Dr. Anirban Guha completed his M.Tech. and Ph.D. from IIT Delhi and thereafter has been a faculty of Mechanical Engineering, IIT Bombay from 2005. His Ph.D. was on application of Artificial Neural Networks for modeling industrial processes. Thereafter, he has studied the efficacy of other machine learning algorithms in different practical scenarios. His wide ranging research interests also include machine design (with focus on kinematics), robotics, design optimization, lighter-than-air systems, and simulation of structures subjected to high strain rates. He has been involved in the development of remotely operated vehicles for reconnaissance and recovery for the army and internal security forces and various safety related mechanical devices for the industry.


Dr. Jitendra Prasad

Invertible Mathematical Model of Cortical Bone's Adaptation to Mechanical Loading

Dr. Jitendra Prasad is currently working with Indian Institute of Technology (IIT) Ropar as an Associate Professor. After graduating with a B.Tech.(Hons.) from IIT Kharagpur in 1997, he worked with Indian Register of Shipping at Mumbai for 4 years. He then did his M.Eng. at Nanyang Technological University (NTU), Singapore.
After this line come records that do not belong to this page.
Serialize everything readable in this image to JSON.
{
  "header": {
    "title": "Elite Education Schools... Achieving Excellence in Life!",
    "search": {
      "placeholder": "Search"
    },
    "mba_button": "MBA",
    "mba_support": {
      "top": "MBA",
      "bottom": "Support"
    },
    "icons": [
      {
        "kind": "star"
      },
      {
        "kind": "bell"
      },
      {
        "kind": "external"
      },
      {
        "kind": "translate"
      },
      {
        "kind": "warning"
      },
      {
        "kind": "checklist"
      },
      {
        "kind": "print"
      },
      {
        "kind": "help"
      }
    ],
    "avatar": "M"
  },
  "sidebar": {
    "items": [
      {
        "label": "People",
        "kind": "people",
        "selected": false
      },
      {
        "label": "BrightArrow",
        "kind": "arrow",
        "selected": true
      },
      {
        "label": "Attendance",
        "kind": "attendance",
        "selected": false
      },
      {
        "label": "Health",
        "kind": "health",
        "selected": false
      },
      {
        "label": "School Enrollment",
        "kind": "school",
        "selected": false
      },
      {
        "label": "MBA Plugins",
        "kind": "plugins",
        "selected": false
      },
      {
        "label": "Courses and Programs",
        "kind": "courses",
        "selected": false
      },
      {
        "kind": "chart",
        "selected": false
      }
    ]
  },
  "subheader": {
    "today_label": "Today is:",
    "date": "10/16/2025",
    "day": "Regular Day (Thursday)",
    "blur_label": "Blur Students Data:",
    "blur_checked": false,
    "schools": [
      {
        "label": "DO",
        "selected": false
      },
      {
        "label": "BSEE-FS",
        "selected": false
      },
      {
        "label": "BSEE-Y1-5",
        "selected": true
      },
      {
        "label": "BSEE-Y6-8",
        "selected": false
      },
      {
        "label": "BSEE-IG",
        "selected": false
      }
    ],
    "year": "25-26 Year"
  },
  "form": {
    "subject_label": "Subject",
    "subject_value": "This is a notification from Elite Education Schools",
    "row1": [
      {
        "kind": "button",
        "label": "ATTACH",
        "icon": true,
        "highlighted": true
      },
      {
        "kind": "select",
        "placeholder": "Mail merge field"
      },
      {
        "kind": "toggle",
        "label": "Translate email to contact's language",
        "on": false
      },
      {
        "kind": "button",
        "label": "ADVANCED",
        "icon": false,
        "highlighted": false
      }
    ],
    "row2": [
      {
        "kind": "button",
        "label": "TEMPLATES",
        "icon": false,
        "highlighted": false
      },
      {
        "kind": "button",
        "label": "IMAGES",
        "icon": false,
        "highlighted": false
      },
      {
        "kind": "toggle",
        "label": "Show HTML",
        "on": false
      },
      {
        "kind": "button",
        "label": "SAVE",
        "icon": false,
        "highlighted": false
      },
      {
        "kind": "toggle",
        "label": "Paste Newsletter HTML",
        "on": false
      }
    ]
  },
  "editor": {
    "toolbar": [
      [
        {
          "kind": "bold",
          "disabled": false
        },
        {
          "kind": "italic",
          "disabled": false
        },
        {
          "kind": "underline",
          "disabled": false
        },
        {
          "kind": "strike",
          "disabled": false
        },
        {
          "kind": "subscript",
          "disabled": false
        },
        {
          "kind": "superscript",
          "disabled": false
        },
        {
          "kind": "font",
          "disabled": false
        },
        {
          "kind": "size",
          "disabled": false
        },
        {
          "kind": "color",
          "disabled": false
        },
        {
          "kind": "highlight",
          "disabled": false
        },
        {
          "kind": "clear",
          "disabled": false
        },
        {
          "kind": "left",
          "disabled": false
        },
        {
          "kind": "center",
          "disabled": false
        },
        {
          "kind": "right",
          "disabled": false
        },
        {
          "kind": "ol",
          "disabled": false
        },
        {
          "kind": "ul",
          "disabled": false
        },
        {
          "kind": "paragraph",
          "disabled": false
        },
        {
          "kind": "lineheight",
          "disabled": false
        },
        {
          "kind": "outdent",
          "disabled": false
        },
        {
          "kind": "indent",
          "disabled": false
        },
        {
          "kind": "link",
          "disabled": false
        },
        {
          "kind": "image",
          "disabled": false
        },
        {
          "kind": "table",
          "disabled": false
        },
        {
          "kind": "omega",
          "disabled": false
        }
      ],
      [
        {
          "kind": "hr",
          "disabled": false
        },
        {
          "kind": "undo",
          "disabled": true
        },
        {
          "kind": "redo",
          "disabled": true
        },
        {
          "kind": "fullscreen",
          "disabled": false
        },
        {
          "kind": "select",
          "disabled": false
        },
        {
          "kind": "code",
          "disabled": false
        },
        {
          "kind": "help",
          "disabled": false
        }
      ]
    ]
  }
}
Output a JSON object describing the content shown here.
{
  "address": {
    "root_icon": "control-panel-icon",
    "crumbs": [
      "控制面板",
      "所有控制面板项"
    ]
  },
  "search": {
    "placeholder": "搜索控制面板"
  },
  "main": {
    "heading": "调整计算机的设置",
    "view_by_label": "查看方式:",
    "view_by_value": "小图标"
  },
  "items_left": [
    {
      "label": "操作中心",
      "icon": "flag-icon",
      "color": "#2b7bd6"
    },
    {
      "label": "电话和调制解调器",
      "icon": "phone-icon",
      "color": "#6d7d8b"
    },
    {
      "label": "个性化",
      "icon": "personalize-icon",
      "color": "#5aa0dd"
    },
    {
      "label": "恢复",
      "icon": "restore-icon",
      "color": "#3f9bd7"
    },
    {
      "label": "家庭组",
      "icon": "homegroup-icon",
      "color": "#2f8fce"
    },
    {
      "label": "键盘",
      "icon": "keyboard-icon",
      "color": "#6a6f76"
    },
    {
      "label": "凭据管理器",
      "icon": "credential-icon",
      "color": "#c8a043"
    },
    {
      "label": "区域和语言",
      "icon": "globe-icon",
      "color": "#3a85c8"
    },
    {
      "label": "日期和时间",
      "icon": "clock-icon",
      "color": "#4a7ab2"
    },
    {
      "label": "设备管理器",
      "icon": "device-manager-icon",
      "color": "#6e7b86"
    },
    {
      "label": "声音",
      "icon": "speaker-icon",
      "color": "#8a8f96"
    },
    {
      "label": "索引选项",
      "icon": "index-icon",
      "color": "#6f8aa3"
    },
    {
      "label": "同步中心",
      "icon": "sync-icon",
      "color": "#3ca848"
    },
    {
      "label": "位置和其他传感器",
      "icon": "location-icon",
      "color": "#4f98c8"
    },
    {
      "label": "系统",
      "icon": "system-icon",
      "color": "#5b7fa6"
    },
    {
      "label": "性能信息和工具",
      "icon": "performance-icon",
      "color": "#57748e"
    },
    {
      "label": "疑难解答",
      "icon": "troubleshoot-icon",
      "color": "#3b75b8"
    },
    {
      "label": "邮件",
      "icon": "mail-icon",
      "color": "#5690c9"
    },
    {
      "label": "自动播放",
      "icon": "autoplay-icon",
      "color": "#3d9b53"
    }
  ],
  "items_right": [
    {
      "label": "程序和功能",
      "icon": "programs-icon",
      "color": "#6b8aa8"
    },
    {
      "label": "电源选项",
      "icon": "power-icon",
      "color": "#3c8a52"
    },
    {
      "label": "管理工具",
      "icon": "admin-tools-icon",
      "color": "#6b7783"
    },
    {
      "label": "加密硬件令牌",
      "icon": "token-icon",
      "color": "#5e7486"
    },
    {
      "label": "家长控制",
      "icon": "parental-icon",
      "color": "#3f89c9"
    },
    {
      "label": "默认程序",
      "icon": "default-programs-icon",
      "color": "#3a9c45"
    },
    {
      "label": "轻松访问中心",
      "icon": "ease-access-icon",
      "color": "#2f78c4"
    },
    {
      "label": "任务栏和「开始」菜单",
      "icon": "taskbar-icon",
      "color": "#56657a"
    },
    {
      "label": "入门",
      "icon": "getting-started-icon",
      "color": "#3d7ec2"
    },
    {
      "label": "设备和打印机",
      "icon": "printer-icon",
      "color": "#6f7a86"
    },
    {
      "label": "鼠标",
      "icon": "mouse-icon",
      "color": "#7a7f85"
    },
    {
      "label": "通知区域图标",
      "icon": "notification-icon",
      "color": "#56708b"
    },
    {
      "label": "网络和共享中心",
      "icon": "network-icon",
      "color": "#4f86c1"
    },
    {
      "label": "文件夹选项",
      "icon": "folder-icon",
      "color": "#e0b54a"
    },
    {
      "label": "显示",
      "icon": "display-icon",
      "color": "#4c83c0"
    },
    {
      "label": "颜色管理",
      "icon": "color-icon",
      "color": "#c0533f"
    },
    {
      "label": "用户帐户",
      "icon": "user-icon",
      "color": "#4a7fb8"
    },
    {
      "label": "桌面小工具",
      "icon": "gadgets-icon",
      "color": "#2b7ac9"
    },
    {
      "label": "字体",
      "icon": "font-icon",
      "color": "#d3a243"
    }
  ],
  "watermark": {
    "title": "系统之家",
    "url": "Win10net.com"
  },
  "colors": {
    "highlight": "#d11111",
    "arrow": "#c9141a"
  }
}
With a Ph.D. degree in Mechanical Engineering from Michigan State University (MSU), he worked as a postdoctoral fellow in Orthopaedics & Sports Medicine at the University of Washington at Seattle. In April 2011, he joined IIT Ropar as an Assistant Professor in the department of Mechanical Engineering.

Dr. Prasad's research is focused on computational engineering applied to design, analysis, innovation and discovery. In particular, he is interested in areas spanning applied mechanics, engineering design, optimization, bone biology and biomechanics. His research group at IIT Ropar is particularly focused on development of novel theoretical and computer models of bone fracture healing and bone's adaptation to exogenous mechanical loading.

Dr. Prasad has been the founding member of the Biomedical Engineering (BME) Program at IIT Ropar, and has officially served as the Coordinator of the BME Program, which was the precursor to the Department of Biomedical Engineering existing today at IIT Ropar. He has also been interested in curriculum development and pedagogy, and was the chairman of the committee that developed new undergraduate curriculum, which has been implemented at IIT Ropar starting 2017.


Dr. S. N. Omkar  

Studies on Yoga and Biomechanics

Dr. S.N. Omkar is currently working as a Chief Research Scientist at the Department of Aerospace Engineering, Indian Institute of Science, and Bangalore. His research involves both computational and experimental approaches. Dr. Omkar is pursuing several projects and research work in the area of satellite image processing. He provides and assists Diploma, B. E, M. Sc, M. Tech students to take internship to pursue research in computational intelligence and computing (parallel and distributed) field.